Add c14n for node and document
There are not too many choices when it comes to "Canonical XML" implementation for rust. This PR is a compilation of ideas, approaches and test files from the following projects:
- https://gitlab.com/reinis-mazeiks/xml_c14n
- https://github.com/sparklemotion/nokogiri
Work items
- [x] add
canonicalizemethod forNodeandDocument - [x] add
Node::ancestorsmethod (I personally find it very useful when using "nokogiri", plus it help in tests a lot).
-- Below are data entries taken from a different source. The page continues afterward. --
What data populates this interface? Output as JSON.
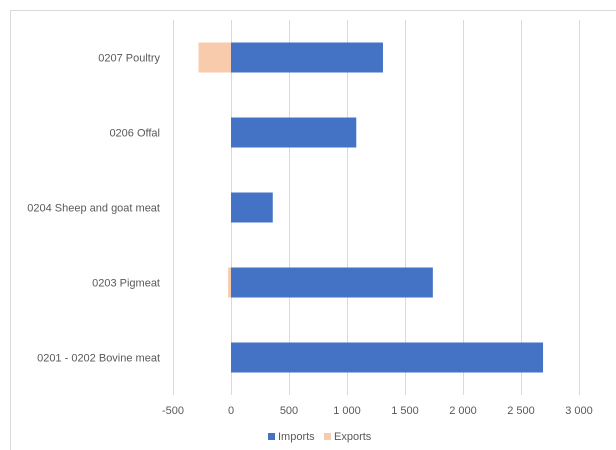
{
  "chart_data": {
    "type": "bar",
    "orientation": "horizontal",
    "stacked": true,
    "categories": [
      "0207 Poultry",
      "0206 Offal",
      "0204 Sheep and goat meat",
      "0203 Pigmeat",
      "0201 - 0202 Bovine meat"
    ],
    "series": [
      {
        "name": "Imports",
        "color": "#4472C4",
        "values": [
          1310,
          1080,
          360,
          1740,
          2690
        ]
      },
      {
        "name": "Exports",
        "color": "#F8CBAD",
        "values": [
          -280,
          0,
          0,
          -25,
          0
        ]
      }
    ],
    "x_ticks": [
      "-500",
      "0",
      "500",
      "1 000",
      "1 500",
      "2 000",
      "2 500",
      "3 000"
    ],
    "xlim": [
      -500,
      3000
    ],
    "grid": true,
    "legend_position": "bottom",
    "title": "",
    "xlabel": "",
    "ylabel": ""
  }
}
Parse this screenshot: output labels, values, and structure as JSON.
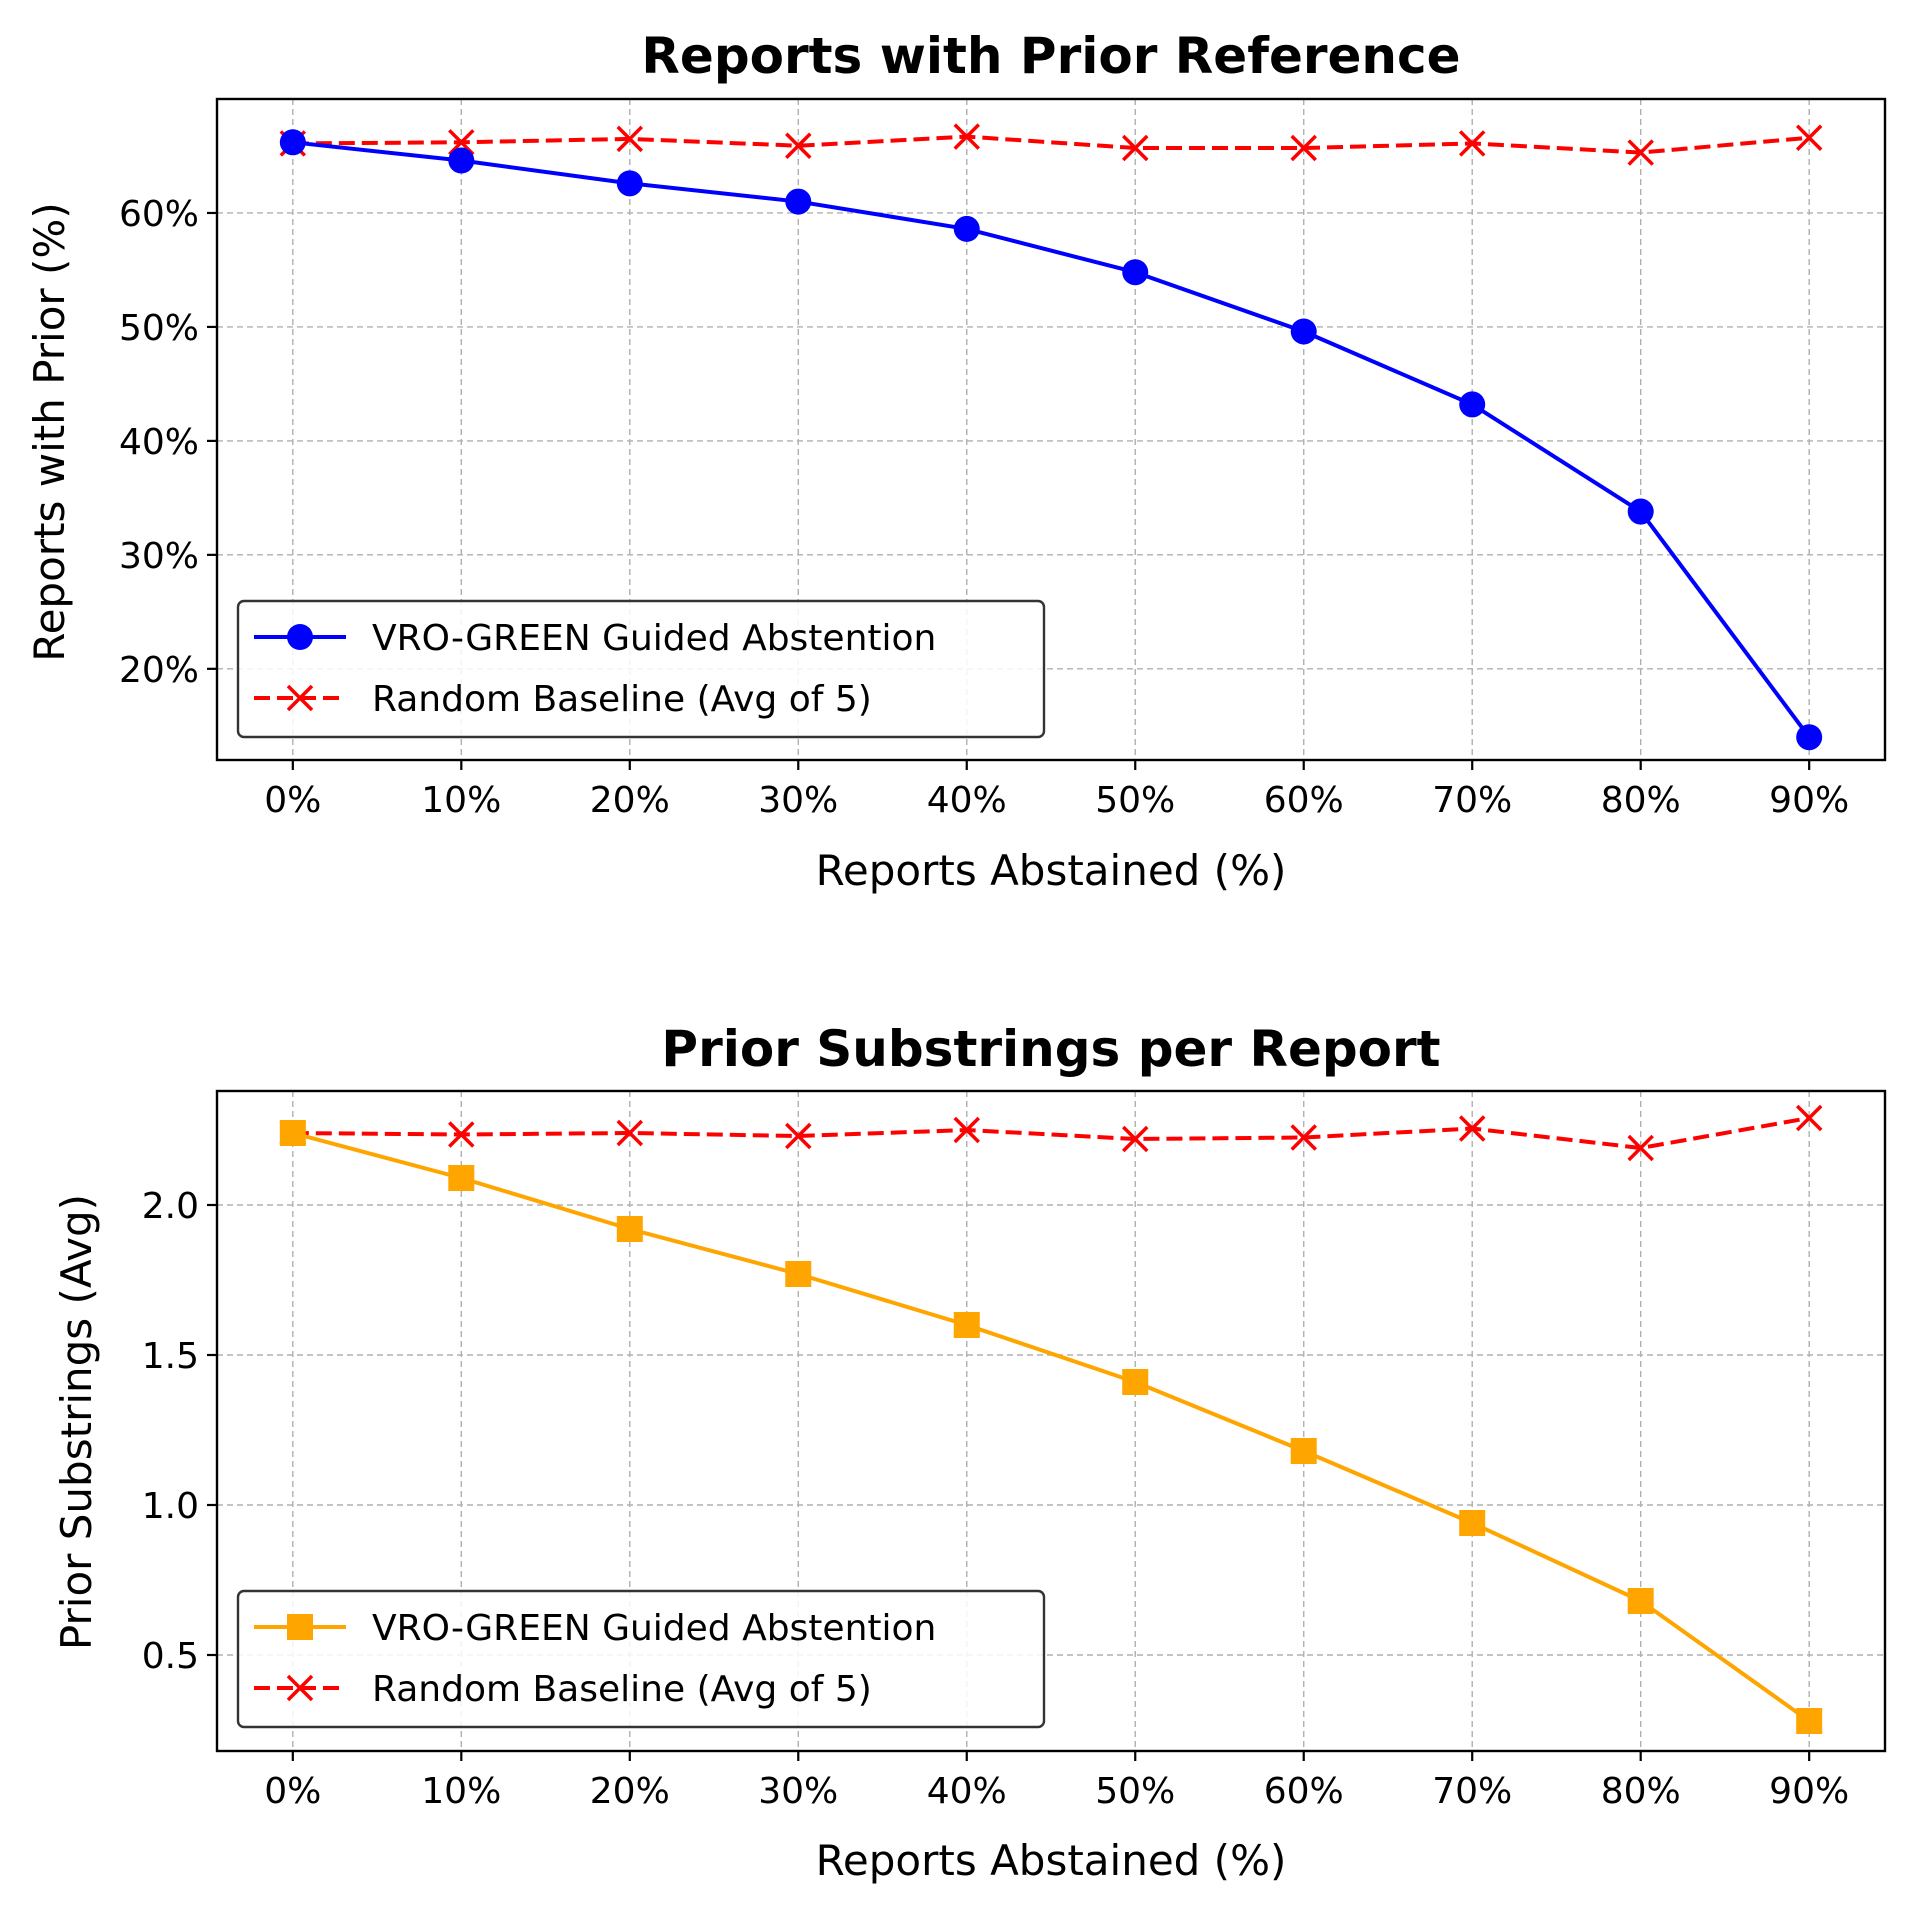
{
  "chart_data": [
    {
      "type": "line",
      "title": "Reports with Prior Reference",
      "xlabel": "Reports Abstained (%)",
      "ylabel": "Reports with Prior (%)",
      "x": [
        0,
        10,
        20,
        30,
        40,
        50,
        60,
        70,
        80,
        90
      ],
      "x_tick_labels": [
        "0%",
        "10%",
        "20%",
        "30%",
        "40%",
        "50%",
        "60%",
        "70%",
        "80%",
        "90%"
      ],
      "xlim": [
        -4.5,
        94.5
      ],
      "ylim": [
        12,
        70
      ],
      "y_ticks": [
        20,
        30,
        40,
        50,
        60
      ],
      "y_tick_labels": [
        "20%",
        "30%",
        "40%",
        "50%",
        "60%"
      ],
      "grid": true,
      "legend_position": "lower-left",
      "series": [
        {
          "name": "VRO-GREEN Guided Abstention",
          "color": "#0000ff",
          "marker": "circle",
          "linestyle": "solid",
          "values": [
            66.2,
            64.6,
            62.6,
            61.0,
            58.6,
            54.8,
            49.6,
            43.2,
            33.8,
            14.0
          ]
        },
        {
          "name": "Random Baseline (Avg of 5)",
          "color": "#ff0000",
          "marker": "x",
          "linestyle": "dashed",
          "values": [
            66.1,
            66.2,
            66.5,
            65.9,
            66.7,
            65.7,
            65.7,
            66.1,
            65.3,
            66.6
          ]
        }
      ]
    },
    {
      "type": "line",
      "title": "Prior Substrings per Report",
      "xlabel": "Reports Abstained (%)",
      "ylabel": "Prior Substrings (Avg)",
      "x": [
        0,
        10,
        20,
        30,
        40,
        50,
        60,
        70,
        80,
        90
      ],
      "x_tick_labels": [
        "0%",
        "10%",
        "20%",
        "30%",
        "40%",
        "50%",
        "60%",
        "70%",
        "80%",
        "90%"
      ],
      "xlim": [
        -4.5,
        94.5
      ],
      "ylim": [
        0.18,
        2.38
      ],
      "y_ticks": [
        0.5,
        1.0,
        1.5,
        2.0
      ],
      "y_tick_labels": [
        "0.5",
        "1.0",
        "1.5",
        "2.0"
      ],
      "grid": true,
      "legend_position": "lower-left",
      "series": [
        {
          "name": "VRO-GREEN Guided Abstention",
          "color": "#ffa500",
          "marker": "square",
          "linestyle": "solid",
          "values": [
            2.24,
            2.09,
            1.92,
            1.77,
            1.6,
            1.41,
            1.18,
            0.94,
            0.68,
            0.28
          ]
        },
        {
          "name": "Random Baseline (Avg of 5)",
          "color": "#ff0000",
          "marker": "x",
          "linestyle": "dashed",
          "values": [
            2.24,
            2.235,
            2.24,
            2.23,
            2.25,
            2.22,
            2.225,
            2.255,
            2.19,
            2.29
          ]
        }
      ]
    }
  ]
}
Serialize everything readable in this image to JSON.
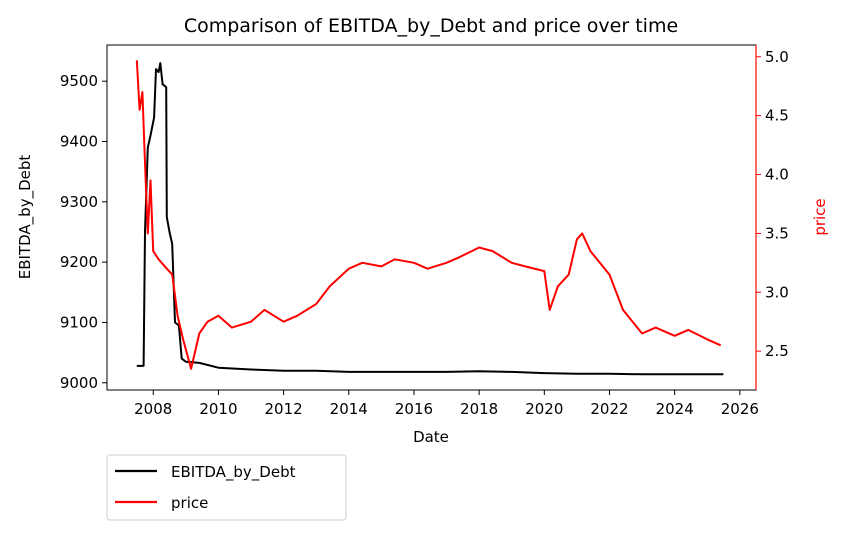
{
  "chart_data": {
    "type": "line",
    "title": "Comparison of EBITDA_by_Debt and price over time",
    "xlabel": "Date",
    "ylabel_left": "EBITDA_by_Debt",
    "ylabel_right": "price",
    "xlim": [
      "2006-08-01",
      "2026-07-01"
    ],
    "ylim_left": [
      8988,
      9560
    ],
    "ylim_right": [
      2.17,
      5.1
    ],
    "x_ticks": [
      "2008",
      "2010",
      "2012",
      "2014",
      "2016",
      "2018",
      "2020",
      "2022",
      "2024",
      "2026"
    ],
    "y_left_ticks": [
      9000,
      9100,
      9200,
      9300,
      9400,
      9500
    ],
    "y_right_ticks": [
      "2.5",
      "3.0",
      "3.5",
      "4.0",
      "4.5",
      "5.0"
    ],
    "grid": false,
    "legend_placement": "below-left",
    "colors": {
      "EBITDA_by_Debt": "#000000",
      "price": "#ff0000",
      "right_axis": "#ff0000"
    },
    "series": [
      {
        "name": "EBITDA_by_Debt",
        "axis": "left",
        "points": [
          [
            "2007-07-01",
            9028
          ],
          [
            "2007-09-15",
            9028
          ],
          [
            "2007-10-01",
            9250
          ],
          [
            "2007-11-01",
            9390
          ],
          [
            "2007-12-01",
            9410
          ],
          [
            "2008-01-10",
            9440
          ],
          [
            "2008-02-01",
            9520
          ],
          [
            "2008-03-01",
            9515
          ],
          [
            "2008-03-20",
            9530
          ],
          [
            "2008-04-15",
            9495
          ],
          [
            "2008-05-25",
            9490
          ],
          [
            "2008-06-01",
            9275
          ],
          [
            "2008-07-01",
            9250
          ],
          [
            "2008-08-01",
            9230
          ],
          [
            "2008-09-01",
            9100
          ],
          [
            "2008-10-15",
            9095
          ],
          [
            "2008-11-15",
            9040
          ],
          [
            "2009-01-01",
            9035
          ],
          [
            "2009-06-01",
            9033
          ],
          [
            "2010-01-01",
            9025
          ],
          [
            "2011-01-01",
            9022
          ],
          [
            "2012-01-01",
            9020
          ],
          [
            "2013-01-01",
            9020
          ],
          [
            "2014-01-01",
            9018
          ],
          [
            "2015-01-01",
            9018
          ],
          [
            "2016-01-01",
            9018
          ],
          [
            "2017-01-01",
            9018
          ],
          [
            "2018-01-01",
            9019
          ],
          [
            "2019-01-01",
            9018
          ],
          [
            "2020-01-01",
            9016
          ],
          [
            "2021-01-01",
            9015
          ],
          [
            "2022-01-01",
            9015
          ],
          [
            "2023-01-01",
            9014
          ],
          [
            "2024-01-01",
            9014
          ],
          [
            "2025-07-01",
            9014
          ]
        ]
      },
      {
        "name": "price",
        "axis": "right",
        "points": [
          [
            "2007-07-01",
            4.97
          ],
          [
            "2007-08-01",
            4.55
          ],
          [
            "2007-09-01",
            4.7
          ],
          [
            "2007-10-01",
            4.1
          ],
          [
            "2007-11-01",
            3.5
          ],
          [
            "2007-12-01",
            3.95
          ],
          [
            "2008-01-01",
            3.35
          ],
          [
            "2008-03-01",
            3.28
          ],
          [
            "2008-06-01",
            3.2
          ],
          [
            "2008-08-01",
            3.15
          ],
          [
            "2008-10-01",
            2.8
          ],
          [
            "2008-12-01",
            2.6
          ],
          [
            "2009-03-01",
            2.35
          ],
          [
            "2009-06-01",
            2.65
          ],
          [
            "2009-09-01",
            2.75
          ],
          [
            "2010-01-01",
            2.8
          ],
          [
            "2010-06-01",
            2.7
          ],
          [
            "2011-01-01",
            2.75
          ],
          [
            "2011-06-01",
            2.85
          ],
          [
            "2012-01-01",
            2.75
          ],
          [
            "2012-06-01",
            2.8
          ],
          [
            "2013-01-01",
            2.9
          ],
          [
            "2013-06-01",
            3.05
          ],
          [
            "2014-01-01",
            3.2
          ],
          [
            "2014-06-01",
            3.25
          ],
          [
            "2015-01-01",
            3.22
          ],
          [
            "2015-06-01",
            3.28
          ],
          [
            "2016-01-01",
            3.25
          ],
          [
            "2016-06-01",
            3.2
          ],
          [
            "2017-01-01",
            3.25
          ],
          [
            "2017-06-01",
            3.3
          ],
          [
            "2018-01-01",
            3.38
          ],
          [
            "2018-06-01",
            3.35
          ],
          [
            "2019-01-01",
            3.25
          ],
          [
            "2019-06-01",
            3.22
          ],
          [
            "2020-01-01",
            3.18
          ],
          [
            "2020-03-01",
            2.85
          ],
          [
            "2020-06-01",
            3.05
          ],
          [
            "2020-10-01",
            3.15
          ],
          [
            "2021-01-01",
            3.45
          ],
          [
            "2021-03-01",
            3.5
          ],
          [
            "2021-06-01",
            3.35
          ],
          [
            "2022-01-01",
            3.15
          ],
          [
            "2022-06-01",
            2.85
          ],
          [
            "2023-01-01",
            2.65
          ],
          [
            "2023-06-01",
            2.7
          ],
          [
            "2024-01-01",
            2.63
          ],
          [
            "2024-06-01",
            2.68
          ],
          [
            "2025-01-01",
            2.6
          ],
          [
            "2025-06-01",
            2.55
          ]
        ]
      }
    ]
  }
}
Although I don't feel too strongly about, can remove if it doesn't fit. - [x] add
Node::at_xpathmethod. Yes, it is similar tofindnodes(and can ultimately be implemented usingContext), but with design from "nokogiri", I find it a lot more flexible when navigating a tree. Same as for the previous item, can update PR to remove it if necessary.
Any feedback is welcome! I don't feel particularly attached to any approach here. Please let me know how to make this PR better.
@saks interesting, there is a very high-level question I have first.
Why do you think this wrapper crate is the right place to introduce this method?
rust-libxml mostly tries to follow the libxml2 coverage, and probably should not grow much further, as a general-purpose XML utility library.
As you mention xml_c14n exists as a separate Rust crate. Maybe your work could also be packaged as a separate crate?
c14n is a part of the standard libxml2 featureset, so it would be nice to have this functionality. This MR does a bit more, but from my reading of the readme it should be covered:
Only covers a subset of libxml2 at the moment, contributions are welcome. We try to increase support with each release.
I'd like to have this for some validation in tests where I compare the output of some rust code against a canonicalized result of an xpath query. It's doable with this crate and xml_c14n, but having it as part of rust-libxml would remove the need to serialize the libxml document and then parse it as a libxml document directly afterwards.
Having independent intrerest is certainly helpful, as is pointing out that c14n can be fully thought of as exposing libxml2 functionality. So I am feeling a lot more inclined to merge the PR - I will make some time to review it in more depth soon.
Would you like to also add a review for this PR @tstenner ? Given you are an active user of the feature, you may have good visibility of any edges left to iron out.
@dginev Thanks for reconsidering it. Overall, I only had one obvious improvement to suggest and an opinion regarding the callback parameter (but then again, I don't use it, so it doesn't matter to me that much). The output buffer handling could be shorter, but that is something you know more about than me.
I've been using this branch on an off for the last half year and haven't encountered any problems with it.
I know it's a bit bigger MR and not the feature you're maintaining the wrappers for, but if you could find the time to review and merge it, I could go back to the upstream releases and make it easier for my project collaborators.
@tstenner The time is approaching for another release, so I would like to integrate the new features here.
As you have reviewed this in detail, can I summarize that you would be comfortable seeing this merged as-is? I will do a cursory review, but I wouldn't have time to thoroughly reconsider anything. If @saks has time to address the feedback so far, that would be great, otherwise we should probably refine in a follow-up PR?
I have merged here to signal strongly that we should include the feature. Further feedback is most welcome, especially in the form of follow-up PRs. I will probably submit the release on Sunday - and switch away from the xmlChar return type.